The Library Café, Pepper’s Place, employs two women who have been through LNC’s hospitality training programs and The Rising Collective will sell products made by five women who have been through the LNC’s business incubator. This is helping to break the cycle of generational unemployment.

Liverpool hosted some fantastic events in 2017, culminating in Light Up the Lake on New Year’s Eve when more than 10,000 people flocked to Chipping Norton Lake for a fabulous night of entertainment.

Thousands attended Spring Into Liverpool and Eat Your Heart Out Liverpool – two great celebrations of the best the city has to offer in culture, food and entertainment. These will be bigger and better next year.

Our Charity Ball raised funds for a Healing Garden at the entrance to the hospital, our outdoor staff wore pink to show support for the National Breast Cancer Foundation.

Liverpool played host to the South West Disability Expo, the biggest of its kind on the calendar in 2017.

We have a strong commitment to ensure that people living with disability in the community are connected to services and support that meet their needs.

There is no doubt Liverpool is going places, but we need better infrastructure to make the city truly thrive and that will be my mission in 2018.

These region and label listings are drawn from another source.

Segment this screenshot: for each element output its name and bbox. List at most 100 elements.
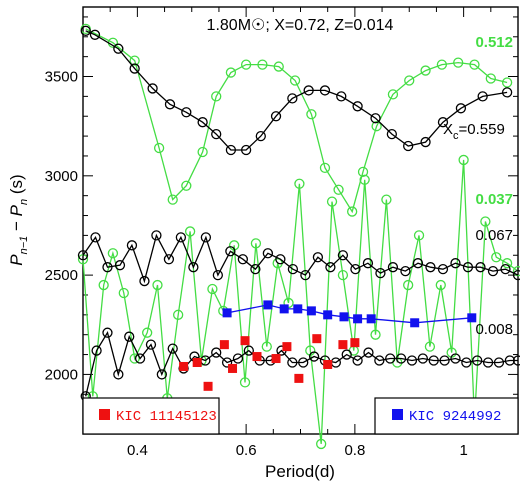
data-point [287,357,298,368]
data-point [325,262,336,273]
data-point [338,340,348,350]
data-point [211,91,222,102]
data-point [153,142,165,154]
data-point [412,258,424,269]
series-black-lower [80,327,520,402]
data-point [250,264,261,275]
data-point [263,300,273,310]
data-point [102,327,113,338]
data-point [453,57,464,68]
data-point [482,357,494,368]
data-point [279,304,289,314]
data-point [91,345,102,356]
data-point [142,327,153,338]
data-point [300,269,311,281]
data-point [385,353,396,364]
y-tick-label: 2500 [45,267,78,284]
data-point [271,354,281,364]
legend-marker-blue-square [392,409,403,420]
data-point [222,308,232,318]
data-point [197,117,208,128]
data-point [375,267,386,279]
data-point [350,338,360,348]
data-point [512,269,520,281]
data-point [102,262,113,273]
data-point [341,349,352,360]
data-point [270,111,282,122]
legend-kic-9244992: KIC 9244992 [374,397,519,435]
data-point [107,248,119,259]
data-point [403,279,414,291]
data-point [225,144,237,156]
data-point [294,373,304,383]
data-point [211,128,222,140]
data-point [461,357,472,368]
y-axis-label: Pn−1 − Pn (s) [7,174,30,265]
data-point [435,279,446,291]
y-tick-label: 3000 [45,168,78,185]
data-point [333,184,344,195]
x-axis-label: Period(d) [265,462,335,481]
series-kic-11145123 [179,334,360,391]
data-point [477,91,488,102]
data-point [480,216,491,227]
series-line-black-lower [85,331,518,397]
data-point [192,358,202,368]
data-point [261,341,272,352]
data-point [212,269,224,281]
data-point [512,355,520,366]
data-point [357,166,369,177]
data-point [167,194,178,205]
data-point [312,252,324,263]
data-point [450,258,461,269]
data-point [134,353,146,364]
data-point [306,306,316,316]
data-point [475,262,486,273]
data-point [167,343,178,354]
data-point [287,264,299,275]
annotation-0008: 0.008 [475,321,513,338]
data-point [413,230,425,241]
data-point [458,154,469,166]
data-point [287,93,298,104]
series-black-upper [80,25,513,156]
data-point [207,283,218,295]
data-point [221,357,233,368]
legend-label-kic-9244992: KIC 9244992 [409,409,501,425]
annotation-0512: 0.512 [475,34,513,51]
data-point [420,65,431,76]
data-point [240,144,252,156]
data-point [255,130,266,142]
data-point [294,178,305,189]
data-point [173,309,184,320]
data-point [491,252,502,263]
data-point [175,232,187,243]
data-point [124,331,135,342]
data-point [114,260,126,271]
data-point [467,313,477,323]
data-point [181,107,192,118]
data-point [387,262,399,273]
data-point [501,77,513,88]
legend-kic-11145123: KIC 11145123 [82,397,220,435]
data-point [163,254,175,265]
data-point [326,196,338,207]
plot-area [82,6,519,435]
data-point [362,258,374,269]
data-point [181,180,192,191]
data-point [404,75,415,86]
data-point [371,121,382,132]
data-point [425,262,436,273]
series-black-middle [77,230,520,287]
data-point [312,334,322,344]
x-tick-label: 1 [459,442,467,459]
data-point [472,355,483,366]
x-tick-label: 0.6 [236,442,257,459]
data-point [243,345,254,356]
data-point [282,342,292,352]
annotation-0067: 0.067 [475,227,513,244]
data-point [436,59,448,70]
data-point [228,363,238,373]
data-point [469,59,480,70]
data-point [113,43,124,54]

The NSW Government knows there are major problems with its road network, public transport and basic infrastructure like sewerage and water that are holding back our city.

We need a commitment to a major investment to ease traffic congestion – and the Government needs to fund public transport as well.

Council will not stop calling for the investment we need - an express rail service to the city, the extension of the new Metro line from Bankstown and an extension of the south-west rail link to the Western Sydney Airport are the absolute minimum commitment to support our growth.